You say you routinely use razor-sharp tools. Then you should be aware of the newer first aid material such as seaweed (alginate) dressings, and Celox powder, and some of the newer bandages etc. Celox is quick, easy to administer, and has the great advantage that it does NOT need removing later. I carry the Celox and Alginate dressings and keep the bandages in the car etc.
General cuts don't bother me, it's more the risk of a severed finger(s) that either of my tools could do with ease, although I wear Kevlar sleeves and gloves that are a mixture of Kevlar and fine stainless steel wire. Since taking Pradaxa I note that carrying a 20kg kettlebell leaves a purple bruise on at least one finger, but it clears during the day.
That's a really good point as I have presumed that they would. Having waited hours for the computerised pharmacy to dispense run of the mill medication I might be in for an unpleasant surprise.
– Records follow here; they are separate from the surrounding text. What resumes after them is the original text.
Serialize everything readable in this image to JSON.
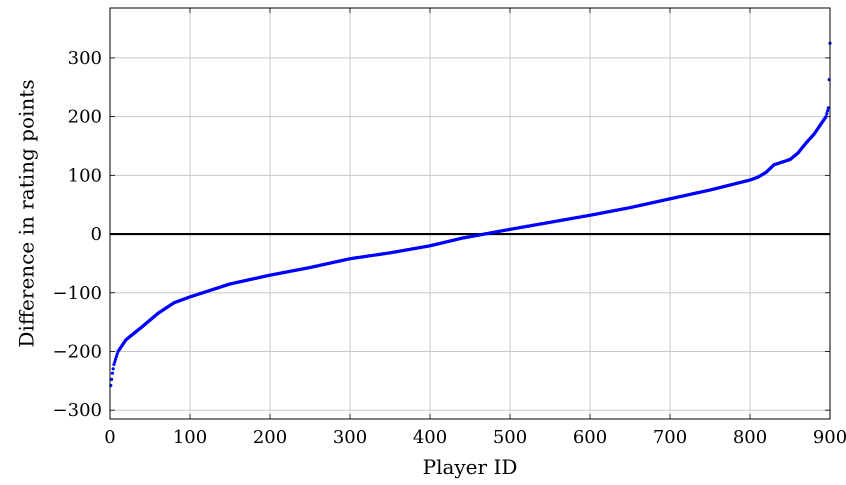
{
  "chart_data": {
    "type": "scatter",
    "title": "",
    "xlabel": "Player ID",
    "ylabel": "Difference in rating points",
    "xlim": [
      0,
      900
    ],
    "ylim": [
      -315,
      385
    ],
    "xticks": [
      0,
      100,
      200,
      300,
      400,
      500,
      600,
      700,
      800,
      900
    ],
    "yticks": [
      -300,
      -200,
      -100,
      0,
      100,
      200,
      300
    ],
    "xtick_labels": [
      "0",
      "100",
      "200",
      "300",
      "400",
      "500",
      "600",
      "700",
      "800",
      "900"
    ],
    "ytick_labels": [
      "−300",
      "−200",
      "−100",
      "0",
      "100",
      "200",
      "300"
    ],
    "grid": true,
    "reference_line_y": 0,
    "marker_color": "#0000ff",
    "reference_line_color": "#000000",
    "points_count": 900,
    "sorted_curve_anchors": [
      [
        1,
        -258
      ],
      [
        3,
        -237
      ],
      [
        5,
        -222
      ],
      [
        10,
        -200
      ],
      [
        20,
        -180
      ],
      [
        40,
        -158
      ],
      [
        60,
        -135
      ],
      [
        80,
        -117
      ],
      [
        100,
        -107
      ],
      [
        150,
        -85
      ],
      [
        200,
        -70
      ],
      [
        250,
        -57
      ],
      [
        300,
        -42
      ],
      [
        350,
        -32
      ],
      [
        400,
        -20
      ],
      [
        440,
        -7
      ],
      [
        460,
        -2
      ],
      [
        480,
        3
      ],
      [
        500,
        8
      ],
      [
        550,
        20
      ],
      [
        600,
        32
      ],
      [
        650,
        45
      ],
      [
        700,
        60
      ],
      [
        750,
        75
      ],
      [
        800,
        92
      ],
      [
        810,
        97
      ],
      [
        820,
        105
      ],
      [
        830,
        118
      ],
      [
        850,
        127
      ],
      [
        860,
        138
      ],
      [
        870,
        155
      ],
      [
        880,
        170
      ],
      [
        890,
        190
      ],
      [
        895,
        200
      ],
      [
        898,
        215
      ],
      [
        899,
        263
      ],
      [
        900,
        325
      ]
    ]
  }
}
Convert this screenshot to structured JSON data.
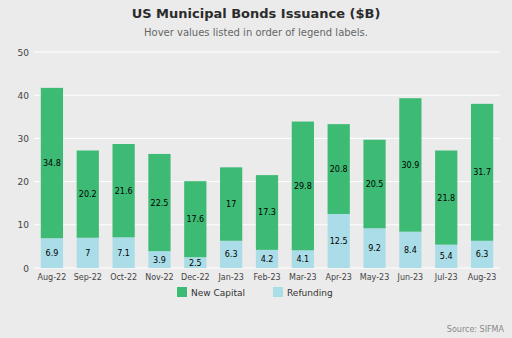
{
  "chart_data": {
    "type": "bar",
    "stacked": true,
    "title": "US Municipal Bonds Issuance ($B)",
    "subtitle": "Hover values listed in order of legend labels.",
    "annotations": [
      "Source: SIFMA"
    ],
    "categories": [
      "Aug-22",
      "Sep-22",
      "Oct-22",
      "Nov-22",
      "Dec-22",
      "Jan-23",
      "Feb-23",
      "Mar-23",
      "Apr-23",
      "May-23",
      "Jun-23",
      "Jul-23",
      "Aug-23"
    ],
    "series": [
      {
        "name": "New Capital",
        "color": "#3dba74",
        "values": [
          34.8,
          20.2,
          21.6,
          22.5,
          17.6,
          17.0,
          17.3,
          29.8,
          20.8,
          20.5,
          30.9,
          21.8,
          31.7
        ]
      },
      {
        "name": "Refunding",
        "color": "#aadde8",
        "values": [
          6.9,
          7.0,
          7.1,
          3.9,
          2.5,
          6.3,
          4.2,
          4.1,
          12.5,
          9.2,
          8.4,
          5.4,
          6.3
        ]
      }
    ],
    "ylim": [
      0,
      50
    ],
    "yticks": [
      0,
      10,
      20,
      30,
      40,
      50
    ],
    "grid": true,
    "data_labels": true,
    "legend": "bottom"
  }
}
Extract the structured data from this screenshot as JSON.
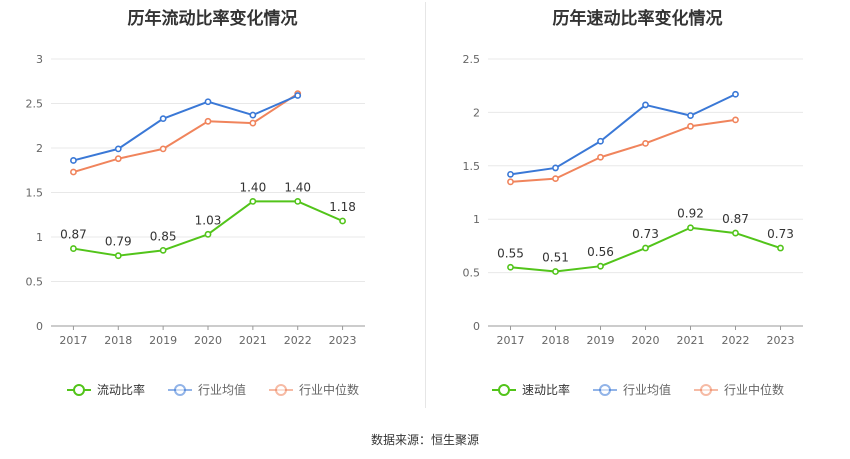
{
  "chart_data": [
    {
      "type": "line",
      "title": "历年流动比率变化情况",
      "categories": [
        "2017",
        "2018",
        "2019",
        "2020",
        "2021",
        "2022",
        "2023"
      ],
      "ylim": [
        0,
        3
      ],
      "yticks": [
        "0",
        "0.5",
        "1",
        "1.5",
        "2",
        "2.5",
        "3"
      ],
      "grid": true,
      "legend_position": "bottom",
      "series": [
        {
          "name": "流动比率",
          "color": "#52c41a",
          "values": [
            0.87,
            0.79,
            0.85,
            1.03,
            1.4,
            1.4,
            1.18
          ],
          "labels": [
            "0.87",
            "0.79",
            "0.85",
            "1.03",
            "1.40",
            "1.40",
            "1.18"
          ]
        },
        {
          "name": "行业均值",
          "color": "#3a78d6",
          "values": [
            1.86,
            1.99,
            2.33,
            2.52,
            2.37,
            2.59,
            null
          ]
        },
        {
          "name": "行业中位数",
          "color": "#f0845c",
          "values": [
            1.73,
            1.88,
            1.99,
            2.3,
            2.28,
            2.61,
            null
          ]
        }
      ]
    },
    {
      "type": "line",
      "title": "历年速动比率变化情况",
      "categories": [
        "2017",
        "2018",
        "2019",
        "2020",
        "2021",
        "2022",
        "2023"
      ],
      "ylim": [
        0,
        2.5
      ],
      "yticks": [
        "0",
        "0.5",
        "1",
        "1.5",
        "2",
        "2.5"
      ],
      "grid": true,
      "legend_position": "bottom",
      "series": [
        {
          "name": "速动比率",
          "color": "#52c41a",
          "values": [
            0.55,
            0.51,
            0.56,
            0.73,
            0.92,
            0.87,
            0.73
          ],
          "labels": [
            "0.55",
            "0.51",
            "0.56",
            "0.73",
            "0.92",
            "0.87",
            "0.73"
          ]
        },
        {
          "name": "行业均值",
          "color": "#3a78d6",
          "values": [
            1.42,
            1.48,
            1.73,
            2.07,
            1.97,
            2.17,
            null
          ]
        },
        {
          "name": "行业中位数",
          "color": "#f0845c",
          "values": [
            1.35,
            1.38,
            1.58,
            1.71,
            1.87,
            1.93,
            null
          ]
        }
      ]
    }
  ],
  "footer": {
    "source": "数据来源：恒生聚源"
  }
}
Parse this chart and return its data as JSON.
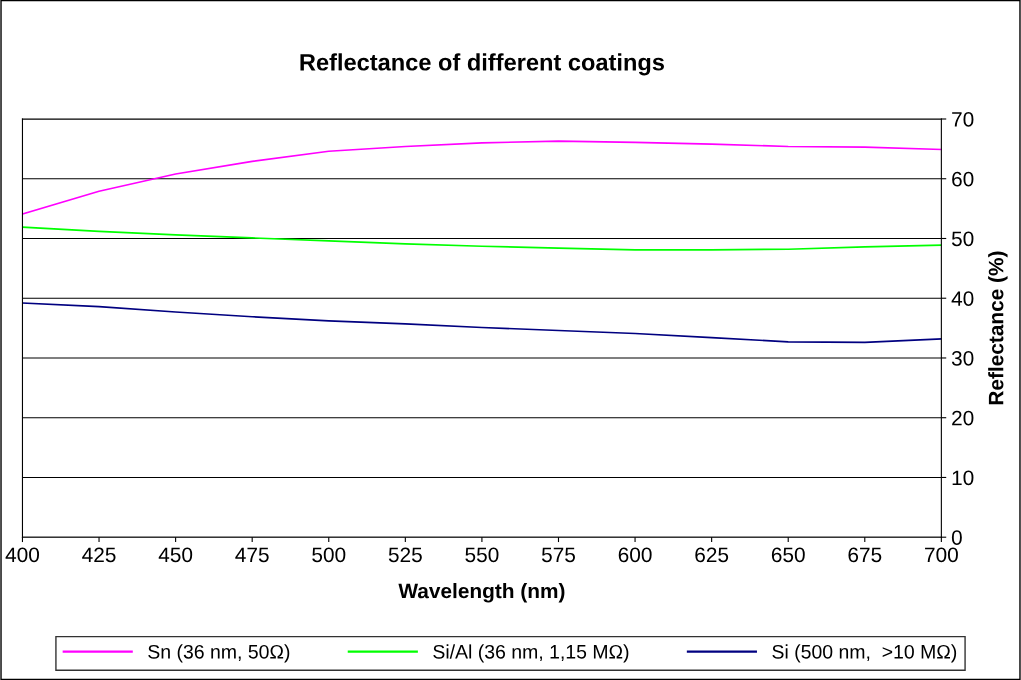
{
  "chart_data": {
    "type": "line",
    "title": "Reflectance of different coatings",
    "xlabel": "Wavelength (nm)",
    "ylabel": "Reflectance (%)",
    "x": [
      400,
      425,
      450,
      475,
      500,
      525,
      550,
      575,
      600,
      625,
      650,
      675,
      700
    ],
    "series": [
      {
        "name": "Sn (36 nm, 50Ω)",
        "color": "#ff00ff",
        "values": [
          54.1,
          57.9,
          60.8,
          62.9,
          64.6,
          65.4,
          66.0,
          66.3,
          66.1,
          65.8,
          65.4,
          65.3,
          64.9
        ]
      },
      {
        "name": "Si/Al (36 nm, 1,15 MΩ)",
        "color": "#00ff00",
        "values": [
          51.9,
          51.2,
          50.6,
          50.1,
          49.6,
          49.1,
          48.7,
          48.4,
          48.1,
          48.1,
          48.2,
          48.6,
          48.9
        ]
      },
      {
        "name": "Si (500 nm,  >10 MΩ)",
        "color": "#000080",
        "values": [
          39.2,
          38.6,
          37.7,
          36.9,
          36.2,
          35.7,
          35.1,
          34.6,
          34.1,
          33.4,
          32.7,
          32.6,
          33.2
        ]
      }
    ],
    "xlim": [
      400,
      700
    ],
    "xticks": [
      400,
      425,
      450,
      475,
      500,
      525,
      550,
      575,
      600,
      625,
      650,
      675,
      700
    ],
    "ylim": [
      0,
      70
    ],
    "yticks": [
      0,
      10,
      20,
      30,
      40,
      50,
      60,
      70
    ],
    "grid": "y",
    "legend": "bottom",
    "marker": "none",
    "line_style": "solid"
  }
}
Don't worry - even some cardiac consultants haven't always heard of it ! Before my ablation I attended A&E once when my heart went crazy and was transferred to the heart centre where after excessive quantities of nebivolol we got it under control. Saw the consultant in the morning and after I told him aminodarone crashed me he said that was all he had so I had to tell him "what about trying dronedarone". He googled it and then phoned the pharmacy to see if they had any and they phoned back my nurse 30 minutes later saying they had only one packet that was just inside its expiry date so I said I'd take it.
Unfortunately it didn't work for me either so had the ablation three weeks later.
Currently, I don't take any form of rate control medication as one way or another I'd probably end up "brown bread": my sleeping pulse is mid-20s and it can pause briefly so I can't take beta blockers either. I haven't had an ablation as amongst other things, the Consultant who carries out the procedure said that he wouldn't have it done himself! Whilst I am getting used to the gym again I limit myself to 30 to 40 minutes in the gym and a weekly 60 minute intermediate Pilates class. That does mean that the rowing machine and static bike still raise my heart rate towards 200 bpm. Unlike Andrew Marr I didn't have a stroke whilst exercising. I recall that Andrew had a stroke when was trying to row 10k in 20 minutes on a Concept 2 rowing machine. Before the stroke my short session was to row 10k in 22 minutes at full resistance on a Concept 2, followed by 4 x 5 minute sessions on a Marpo rope machine.